At its peak, the Roman army acted as a military, naval, and police force to about a quarter of the population of the Earth. Our cover feature explores its impact on the inhabitants of Britain – and what life was like for the soldiers and their families who were posted here.
If you’ll allow me a moment of nostalgia, our next feature brings a personal pang, as it describes the demolition of a place that hosted one of my first forays into journalism. While working on The Cambridge Student, I spent countless Wednesdays on the New Museums Site – and on our final day in the office in 2009, my co-editor and I took a marker pen and wrote our names on the back of one of the newsroom ceiling tiles (rather earnestly adding C P Scott’s dictum ‘comment is free, but facts are sacred’) before slipping it back into place. With youthful hubris we assumed that ‘our’ tile would watch over other student journalists long after we had graduated. Now, however, that building has been swept away – and fascinating relics of Cambridge’s medieval Augustinian friary have been revealed underneath.

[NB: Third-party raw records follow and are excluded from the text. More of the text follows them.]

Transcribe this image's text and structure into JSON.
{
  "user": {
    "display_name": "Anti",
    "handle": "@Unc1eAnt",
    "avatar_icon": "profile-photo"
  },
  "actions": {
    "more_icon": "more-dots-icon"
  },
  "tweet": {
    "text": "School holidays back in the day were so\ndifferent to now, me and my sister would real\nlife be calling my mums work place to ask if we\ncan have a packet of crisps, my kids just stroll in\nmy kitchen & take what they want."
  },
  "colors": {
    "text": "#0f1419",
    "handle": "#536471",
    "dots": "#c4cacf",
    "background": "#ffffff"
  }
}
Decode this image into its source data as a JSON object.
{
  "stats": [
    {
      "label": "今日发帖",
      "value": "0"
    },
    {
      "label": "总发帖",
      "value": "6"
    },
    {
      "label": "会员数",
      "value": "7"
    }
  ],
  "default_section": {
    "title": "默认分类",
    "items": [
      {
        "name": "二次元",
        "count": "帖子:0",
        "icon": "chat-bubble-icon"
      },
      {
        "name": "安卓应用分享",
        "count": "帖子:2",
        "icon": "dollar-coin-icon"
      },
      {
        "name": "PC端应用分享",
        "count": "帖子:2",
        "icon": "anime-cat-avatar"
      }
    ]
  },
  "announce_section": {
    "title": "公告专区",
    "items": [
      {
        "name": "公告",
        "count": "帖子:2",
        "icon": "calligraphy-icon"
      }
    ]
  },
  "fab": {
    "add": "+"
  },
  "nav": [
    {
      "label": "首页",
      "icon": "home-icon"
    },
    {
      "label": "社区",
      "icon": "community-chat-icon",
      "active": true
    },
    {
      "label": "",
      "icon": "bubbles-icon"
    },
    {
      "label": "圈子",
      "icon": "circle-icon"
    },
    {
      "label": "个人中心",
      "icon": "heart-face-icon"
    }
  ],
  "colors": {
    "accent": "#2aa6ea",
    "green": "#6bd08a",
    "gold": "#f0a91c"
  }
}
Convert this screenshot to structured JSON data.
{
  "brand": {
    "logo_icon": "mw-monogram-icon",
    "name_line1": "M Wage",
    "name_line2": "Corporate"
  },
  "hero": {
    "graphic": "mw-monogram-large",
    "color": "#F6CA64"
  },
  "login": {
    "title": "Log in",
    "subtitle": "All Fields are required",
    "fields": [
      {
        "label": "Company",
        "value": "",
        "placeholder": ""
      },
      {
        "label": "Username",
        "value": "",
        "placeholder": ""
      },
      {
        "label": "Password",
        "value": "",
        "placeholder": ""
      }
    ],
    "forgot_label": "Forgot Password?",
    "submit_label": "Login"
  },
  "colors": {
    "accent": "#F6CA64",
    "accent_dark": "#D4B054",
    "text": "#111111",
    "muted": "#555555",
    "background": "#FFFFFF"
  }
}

In order fully to understand the past, we need a vibrant, robust heritage sector. Our third feature focuses on such work in Wales, highlighting some of the key sites investigated by the Royal Commission.
Our penultimate piece takes us to Roman London, where a waterlogged cemetery has yielded rare evidence of coffins and a funerary ‘bed’. We then end by examining two strikingly similar Bronze Age burials found more than a century and over 300 miles apart.